Answer:
The final temperature is 39.58 degree Celsius
Explanation:
As we know
Q = m * c * change in temperature
Specific heat of water (c) = 4.2 joules per gram per Celsius degree
Substituting the given values we get -
5750 = 335 * 4.2 * (X - 35.5)
X = 39.58 degree Celsius
Answer is: volume will be 3.97 liters.
Boyle's Law: the pressure volume law - volume of a given amount of gas held varies inversely with the applied pressure when the temperature and mass are constant.
p₁V₁ = p₂V₂.
p₁ = 755 torr.
V₁ = 5.00 l.
p₂ = 1.25 atm · 760 torr/atm.
p₂ = 950 torr.
755 torr · 5 l = 950 torr · V₂.
V₂ = 755 torr · 5 l / 950 torr.
V₂ = 3.97 l.
When pressure goes up, volume goes down.
When volume goes up, pressure goes down.
824 g NH3 (1 mol/17 g NH3) (4 mol NO/4mol NH3)
48.47 moles NO
The balanced equation is 2
AlI
3
(
a
q
)
+
3
Cl
2
(
g
)
→
2
AlCl
3
(
a
q
)
+
3
I
2
(
g
)
.
<u>Explanation:</u>
- Aluminum has a typical oxidation condition of 3+ , and that of iodine is 1- .

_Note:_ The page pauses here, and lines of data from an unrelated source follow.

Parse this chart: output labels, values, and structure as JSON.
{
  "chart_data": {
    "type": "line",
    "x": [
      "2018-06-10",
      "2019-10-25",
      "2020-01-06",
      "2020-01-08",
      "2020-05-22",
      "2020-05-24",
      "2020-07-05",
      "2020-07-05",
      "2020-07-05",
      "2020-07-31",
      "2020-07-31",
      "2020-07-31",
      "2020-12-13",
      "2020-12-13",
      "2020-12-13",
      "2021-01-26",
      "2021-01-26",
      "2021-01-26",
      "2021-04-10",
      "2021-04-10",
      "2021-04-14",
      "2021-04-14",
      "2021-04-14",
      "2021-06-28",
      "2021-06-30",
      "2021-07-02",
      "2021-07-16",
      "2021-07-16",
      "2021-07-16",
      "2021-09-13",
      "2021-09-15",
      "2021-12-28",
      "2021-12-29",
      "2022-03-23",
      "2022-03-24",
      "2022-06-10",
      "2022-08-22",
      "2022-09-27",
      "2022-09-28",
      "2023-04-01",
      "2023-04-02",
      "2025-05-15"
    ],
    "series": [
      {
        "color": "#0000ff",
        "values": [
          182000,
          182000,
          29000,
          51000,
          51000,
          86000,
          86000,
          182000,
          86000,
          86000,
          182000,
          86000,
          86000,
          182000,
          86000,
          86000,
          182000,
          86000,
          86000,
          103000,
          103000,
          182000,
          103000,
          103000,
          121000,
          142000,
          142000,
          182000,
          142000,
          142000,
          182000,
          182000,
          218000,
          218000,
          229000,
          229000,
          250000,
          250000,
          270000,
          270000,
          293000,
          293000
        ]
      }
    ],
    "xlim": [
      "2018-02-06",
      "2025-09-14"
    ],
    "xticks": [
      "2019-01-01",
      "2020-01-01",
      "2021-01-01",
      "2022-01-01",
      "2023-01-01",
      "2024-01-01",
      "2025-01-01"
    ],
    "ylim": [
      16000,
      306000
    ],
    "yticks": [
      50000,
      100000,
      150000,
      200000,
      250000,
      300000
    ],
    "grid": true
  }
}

Along these lines, three iodides can bond with one aluminum. You get AlI3. For comparable reasons, aluminum chloride is AlCl3.
- Chlorine and iodine both exist normally as diatomic components, so they are Cl2( g ) also, I2( g ), individually. In spite of the fact that I would anticipate that iodine should be a strong.

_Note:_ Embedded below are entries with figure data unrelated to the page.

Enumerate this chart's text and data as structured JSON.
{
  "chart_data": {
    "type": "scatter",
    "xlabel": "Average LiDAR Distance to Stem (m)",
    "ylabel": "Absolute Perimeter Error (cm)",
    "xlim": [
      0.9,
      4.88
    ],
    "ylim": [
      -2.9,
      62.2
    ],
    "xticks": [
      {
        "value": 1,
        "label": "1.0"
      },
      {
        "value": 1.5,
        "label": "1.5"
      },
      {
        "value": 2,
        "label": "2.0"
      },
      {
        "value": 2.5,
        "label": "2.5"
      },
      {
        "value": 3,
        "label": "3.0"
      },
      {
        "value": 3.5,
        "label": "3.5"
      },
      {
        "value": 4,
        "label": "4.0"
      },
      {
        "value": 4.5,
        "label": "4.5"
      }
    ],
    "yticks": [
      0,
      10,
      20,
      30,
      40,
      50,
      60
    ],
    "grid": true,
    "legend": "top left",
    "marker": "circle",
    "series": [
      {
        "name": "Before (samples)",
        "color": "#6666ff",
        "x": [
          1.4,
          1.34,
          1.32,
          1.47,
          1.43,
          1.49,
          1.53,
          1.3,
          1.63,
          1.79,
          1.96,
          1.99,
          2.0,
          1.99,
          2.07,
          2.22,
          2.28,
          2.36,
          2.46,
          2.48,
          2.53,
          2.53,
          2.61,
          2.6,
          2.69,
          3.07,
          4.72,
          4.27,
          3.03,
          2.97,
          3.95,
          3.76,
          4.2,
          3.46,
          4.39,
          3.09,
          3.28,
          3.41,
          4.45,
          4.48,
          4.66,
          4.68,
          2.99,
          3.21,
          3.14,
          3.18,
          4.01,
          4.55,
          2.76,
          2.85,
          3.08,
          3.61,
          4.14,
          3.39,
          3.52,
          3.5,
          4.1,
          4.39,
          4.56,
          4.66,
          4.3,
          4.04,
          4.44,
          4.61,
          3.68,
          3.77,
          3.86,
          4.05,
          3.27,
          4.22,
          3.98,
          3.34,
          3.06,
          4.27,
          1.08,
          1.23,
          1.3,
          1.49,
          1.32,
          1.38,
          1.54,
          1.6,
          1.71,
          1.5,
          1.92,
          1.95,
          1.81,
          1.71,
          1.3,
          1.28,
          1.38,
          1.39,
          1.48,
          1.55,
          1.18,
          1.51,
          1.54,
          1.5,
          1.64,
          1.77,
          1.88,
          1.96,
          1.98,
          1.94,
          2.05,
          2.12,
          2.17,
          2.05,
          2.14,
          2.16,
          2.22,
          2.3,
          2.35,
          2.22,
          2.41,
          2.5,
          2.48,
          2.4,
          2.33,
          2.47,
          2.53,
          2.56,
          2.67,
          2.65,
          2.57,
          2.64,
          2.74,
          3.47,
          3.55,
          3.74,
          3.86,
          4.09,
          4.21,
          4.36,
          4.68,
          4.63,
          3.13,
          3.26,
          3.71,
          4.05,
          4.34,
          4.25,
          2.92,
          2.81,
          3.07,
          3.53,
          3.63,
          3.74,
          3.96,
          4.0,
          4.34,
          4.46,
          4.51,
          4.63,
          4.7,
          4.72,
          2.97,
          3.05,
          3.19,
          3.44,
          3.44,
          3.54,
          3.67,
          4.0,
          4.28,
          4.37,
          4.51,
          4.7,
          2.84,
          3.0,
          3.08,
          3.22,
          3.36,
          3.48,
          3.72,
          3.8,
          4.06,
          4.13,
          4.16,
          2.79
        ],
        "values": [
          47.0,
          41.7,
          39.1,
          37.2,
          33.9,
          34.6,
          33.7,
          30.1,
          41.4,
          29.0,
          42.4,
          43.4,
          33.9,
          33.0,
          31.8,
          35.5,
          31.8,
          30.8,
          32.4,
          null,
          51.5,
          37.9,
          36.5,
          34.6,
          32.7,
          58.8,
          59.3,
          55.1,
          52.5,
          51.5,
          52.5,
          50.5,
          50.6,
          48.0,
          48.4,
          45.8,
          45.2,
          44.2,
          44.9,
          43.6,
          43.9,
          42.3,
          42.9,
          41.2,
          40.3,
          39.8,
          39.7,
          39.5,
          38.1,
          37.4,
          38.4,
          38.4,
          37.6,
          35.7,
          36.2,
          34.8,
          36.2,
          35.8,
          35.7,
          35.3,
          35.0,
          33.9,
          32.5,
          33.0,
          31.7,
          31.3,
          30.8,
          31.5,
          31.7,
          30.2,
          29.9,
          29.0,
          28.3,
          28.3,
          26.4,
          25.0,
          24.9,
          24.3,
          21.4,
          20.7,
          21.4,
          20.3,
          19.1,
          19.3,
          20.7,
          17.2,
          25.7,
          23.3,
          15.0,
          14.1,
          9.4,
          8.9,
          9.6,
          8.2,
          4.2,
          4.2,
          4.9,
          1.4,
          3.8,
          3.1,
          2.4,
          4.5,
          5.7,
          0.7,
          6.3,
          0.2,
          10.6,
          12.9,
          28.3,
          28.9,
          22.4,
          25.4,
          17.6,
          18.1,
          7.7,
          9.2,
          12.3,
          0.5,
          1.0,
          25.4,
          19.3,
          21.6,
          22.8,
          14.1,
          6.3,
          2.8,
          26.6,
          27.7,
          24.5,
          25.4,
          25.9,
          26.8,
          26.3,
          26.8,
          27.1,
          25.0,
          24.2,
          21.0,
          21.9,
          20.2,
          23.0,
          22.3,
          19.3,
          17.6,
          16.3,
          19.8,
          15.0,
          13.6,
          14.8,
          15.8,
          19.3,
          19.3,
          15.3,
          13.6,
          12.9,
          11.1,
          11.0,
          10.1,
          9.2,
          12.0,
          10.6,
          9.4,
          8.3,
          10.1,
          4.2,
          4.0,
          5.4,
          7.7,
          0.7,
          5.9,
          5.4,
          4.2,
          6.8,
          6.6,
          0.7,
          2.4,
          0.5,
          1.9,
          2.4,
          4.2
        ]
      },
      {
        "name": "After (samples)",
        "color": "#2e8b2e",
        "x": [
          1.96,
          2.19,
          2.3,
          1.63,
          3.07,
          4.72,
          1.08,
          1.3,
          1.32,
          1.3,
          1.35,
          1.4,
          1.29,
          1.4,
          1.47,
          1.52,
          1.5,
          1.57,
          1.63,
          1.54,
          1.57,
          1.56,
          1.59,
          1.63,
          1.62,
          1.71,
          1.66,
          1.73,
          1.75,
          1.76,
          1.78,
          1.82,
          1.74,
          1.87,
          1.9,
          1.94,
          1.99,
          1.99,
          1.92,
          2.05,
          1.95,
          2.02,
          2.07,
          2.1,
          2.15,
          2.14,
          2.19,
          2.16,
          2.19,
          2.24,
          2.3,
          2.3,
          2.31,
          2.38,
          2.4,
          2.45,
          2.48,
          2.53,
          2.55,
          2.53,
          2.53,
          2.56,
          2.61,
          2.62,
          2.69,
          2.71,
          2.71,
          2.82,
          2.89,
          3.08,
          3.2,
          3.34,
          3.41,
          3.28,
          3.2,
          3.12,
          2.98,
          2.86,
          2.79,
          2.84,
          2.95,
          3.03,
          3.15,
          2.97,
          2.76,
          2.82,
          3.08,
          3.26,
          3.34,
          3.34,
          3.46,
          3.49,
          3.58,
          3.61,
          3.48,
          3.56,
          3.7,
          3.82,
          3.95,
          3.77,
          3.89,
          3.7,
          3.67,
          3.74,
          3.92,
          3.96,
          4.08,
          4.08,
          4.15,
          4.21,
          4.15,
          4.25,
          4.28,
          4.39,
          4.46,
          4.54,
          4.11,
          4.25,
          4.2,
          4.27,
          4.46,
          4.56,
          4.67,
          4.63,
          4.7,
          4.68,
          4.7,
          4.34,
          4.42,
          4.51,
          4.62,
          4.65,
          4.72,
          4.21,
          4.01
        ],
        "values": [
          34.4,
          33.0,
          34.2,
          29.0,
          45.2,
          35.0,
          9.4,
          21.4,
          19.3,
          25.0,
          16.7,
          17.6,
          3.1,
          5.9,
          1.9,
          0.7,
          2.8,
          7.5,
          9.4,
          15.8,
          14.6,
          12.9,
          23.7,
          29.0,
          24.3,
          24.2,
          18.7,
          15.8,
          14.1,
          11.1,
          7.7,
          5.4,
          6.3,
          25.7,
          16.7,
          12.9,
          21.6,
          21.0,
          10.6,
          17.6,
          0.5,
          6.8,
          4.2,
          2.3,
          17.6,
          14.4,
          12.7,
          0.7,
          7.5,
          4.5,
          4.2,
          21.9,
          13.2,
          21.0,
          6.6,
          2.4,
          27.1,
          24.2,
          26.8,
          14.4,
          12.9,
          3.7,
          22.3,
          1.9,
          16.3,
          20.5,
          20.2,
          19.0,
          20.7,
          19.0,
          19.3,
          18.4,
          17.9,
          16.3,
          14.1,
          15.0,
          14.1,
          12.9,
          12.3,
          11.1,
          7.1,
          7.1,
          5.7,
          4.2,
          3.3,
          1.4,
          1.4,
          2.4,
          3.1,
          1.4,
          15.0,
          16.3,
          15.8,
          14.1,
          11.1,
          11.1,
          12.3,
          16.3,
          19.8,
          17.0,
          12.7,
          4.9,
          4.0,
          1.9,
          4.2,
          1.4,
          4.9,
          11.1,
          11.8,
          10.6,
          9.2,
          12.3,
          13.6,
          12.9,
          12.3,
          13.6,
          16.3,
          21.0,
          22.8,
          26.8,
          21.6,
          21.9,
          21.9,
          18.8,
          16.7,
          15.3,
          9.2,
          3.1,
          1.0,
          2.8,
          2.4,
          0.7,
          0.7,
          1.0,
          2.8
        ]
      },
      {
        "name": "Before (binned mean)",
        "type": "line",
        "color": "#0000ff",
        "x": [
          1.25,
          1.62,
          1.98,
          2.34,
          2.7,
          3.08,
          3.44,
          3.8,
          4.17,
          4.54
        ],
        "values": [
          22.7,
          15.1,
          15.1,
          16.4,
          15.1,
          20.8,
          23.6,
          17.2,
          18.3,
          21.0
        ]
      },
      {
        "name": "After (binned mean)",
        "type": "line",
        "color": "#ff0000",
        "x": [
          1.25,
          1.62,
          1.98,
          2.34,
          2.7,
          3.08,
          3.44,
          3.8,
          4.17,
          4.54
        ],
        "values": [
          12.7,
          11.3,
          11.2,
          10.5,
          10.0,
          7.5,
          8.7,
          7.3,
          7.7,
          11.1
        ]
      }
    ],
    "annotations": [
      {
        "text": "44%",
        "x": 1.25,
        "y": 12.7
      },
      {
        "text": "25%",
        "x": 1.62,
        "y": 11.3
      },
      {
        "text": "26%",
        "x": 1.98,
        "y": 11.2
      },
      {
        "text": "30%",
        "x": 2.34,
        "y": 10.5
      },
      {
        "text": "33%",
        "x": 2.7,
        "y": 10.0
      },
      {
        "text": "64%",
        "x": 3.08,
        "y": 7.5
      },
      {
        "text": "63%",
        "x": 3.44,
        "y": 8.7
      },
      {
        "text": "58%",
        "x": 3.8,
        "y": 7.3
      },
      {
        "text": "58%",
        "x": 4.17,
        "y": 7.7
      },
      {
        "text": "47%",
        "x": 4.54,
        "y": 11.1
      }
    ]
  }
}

Balancing the equation, we get:
2AlI
3( aq ) + 3Cl2
( g ) → 2AlCl3
( aq )
+ 3
I
2 ( g )
-
Realizing that there were two chlorines on the left, I simply found the basic numerous of 2 and 3 to be 6, and multiplied the AlCl 3 on the right.
-
Normally, presently we have two Al on the right, so I multiplied the AlI 3 on the left. Hence, I have 6 I on the left, and I needed to significantly increase I 2 on the right.
-
We should note, however, that aluminum iodide is viciously receptive in water except if it's a hexahydrate. In this way, it's most likely the anhydrous adaptation broke down in water, and the measure of warmth created may clarify why iodine is a vaporous item, and not a strong.